RTD commuter rail trains in downtown Denver
Hart Van Denburg/CPR News
RTD commuter rail trains in downtown Denver.

Denver Transit Partners, the contractor that built, maintains and operates most of the Regional Transportation District’s commuter rail lines, has upped the amount of money it's seeking in a legal battle that will go to trial next month.

The new figure is $111 million, $31 million higher than the company’s previous estimate from late 2018. Two Denver Transit Partners representatives did not immediately answer an email asking for the reasons behind the increase.

RTD, which has countersued the company, is seeking $27 million in damages, according to a court document filed this week.

The dispute between the two entities centers over crossing gate issues that plagued the otherwise mostly successful A Line to Denver International Airport for years, and kept the G Line to Arvada from opening until 2019. The B Line’s one crossing is on private land and was never at issue.

State and federal regulators said the A Line’s gates were not working correctly.
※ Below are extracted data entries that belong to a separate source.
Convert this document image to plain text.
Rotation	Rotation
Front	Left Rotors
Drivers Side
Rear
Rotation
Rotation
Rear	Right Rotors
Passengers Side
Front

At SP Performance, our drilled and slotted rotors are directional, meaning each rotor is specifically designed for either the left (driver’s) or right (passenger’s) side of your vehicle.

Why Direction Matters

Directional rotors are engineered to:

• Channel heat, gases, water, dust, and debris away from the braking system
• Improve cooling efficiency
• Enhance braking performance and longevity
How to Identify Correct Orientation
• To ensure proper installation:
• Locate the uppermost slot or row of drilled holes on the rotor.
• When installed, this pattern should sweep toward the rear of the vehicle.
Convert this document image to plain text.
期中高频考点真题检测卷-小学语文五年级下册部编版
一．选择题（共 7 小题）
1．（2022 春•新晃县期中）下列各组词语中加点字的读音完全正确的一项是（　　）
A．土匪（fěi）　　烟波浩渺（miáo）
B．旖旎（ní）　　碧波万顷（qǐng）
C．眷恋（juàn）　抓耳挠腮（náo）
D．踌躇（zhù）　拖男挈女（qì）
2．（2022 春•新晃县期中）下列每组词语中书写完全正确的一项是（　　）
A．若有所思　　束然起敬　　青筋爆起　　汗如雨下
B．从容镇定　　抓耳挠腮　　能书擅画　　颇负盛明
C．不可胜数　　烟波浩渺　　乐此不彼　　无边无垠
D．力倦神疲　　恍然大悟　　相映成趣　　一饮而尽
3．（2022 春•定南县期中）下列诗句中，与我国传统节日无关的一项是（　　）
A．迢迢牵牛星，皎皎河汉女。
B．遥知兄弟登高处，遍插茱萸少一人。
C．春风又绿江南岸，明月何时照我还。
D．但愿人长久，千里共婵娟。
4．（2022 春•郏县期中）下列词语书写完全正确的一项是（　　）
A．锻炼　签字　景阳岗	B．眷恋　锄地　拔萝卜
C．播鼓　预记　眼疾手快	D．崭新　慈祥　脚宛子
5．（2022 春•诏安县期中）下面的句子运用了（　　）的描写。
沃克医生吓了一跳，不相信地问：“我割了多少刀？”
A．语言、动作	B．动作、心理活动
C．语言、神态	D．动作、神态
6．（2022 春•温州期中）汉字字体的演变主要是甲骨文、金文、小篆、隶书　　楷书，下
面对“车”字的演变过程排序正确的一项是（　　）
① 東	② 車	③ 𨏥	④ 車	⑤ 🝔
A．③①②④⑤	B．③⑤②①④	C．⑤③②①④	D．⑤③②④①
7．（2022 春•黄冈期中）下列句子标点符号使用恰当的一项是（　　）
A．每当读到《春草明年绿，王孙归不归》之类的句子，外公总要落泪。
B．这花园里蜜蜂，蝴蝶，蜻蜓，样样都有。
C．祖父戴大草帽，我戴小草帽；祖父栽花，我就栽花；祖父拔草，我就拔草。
The gates used a high-tech system to conform to relatively new safety standards, which require using wireless technologies to track trains’ movements and slow them down remotely if necessary

Regulators required the company to post flaggers at every public crossing, adding up to $77 million, the company says. Other costs, including lost profits and consultant fees, bring the total to $111 million. Operators also had to blast horns for nearly three years on the A Line, much to the chagrin of local residents.

Denver Transit Partners claims RTD and the regulators enforced “non-existent” regulations through fees and withheld payments.

“... at nearly every juncture, RTD has acted in its own interest to protect its commercial position and avoid providing just relief to DTP,” the company’s lawyers wrote.

An RTD spokeswoman did not answer questions about how the agency would pay for damages, should a judge rule against it. But RTD is already in a difficult financial situation. It has seen ridership plummet during the pandemic and is currently considering $166 million in budget reductions for next year just to prevent more service cuts. 

The RTD board of directors has only discussed the case in private executive sessions in recent months. It’s also set to choose a new leader for the agency Tuesday night.

In previous statements, both RTD and the company have said the legal battle won’t affect service. Their contract calls for Denver Transit Partners to operate the A, B and G lines until 2045. But RTD turned down the company’s offer to operate its newest rail line — the N Line — which is set to open next month. 

The trial is scheduled to begin Monday, Sept. 21. A list of potential witnesses includes a slate of current and former executives from RTD, Denver Transit Partners and associated firms, and the Federal Railroad Administration.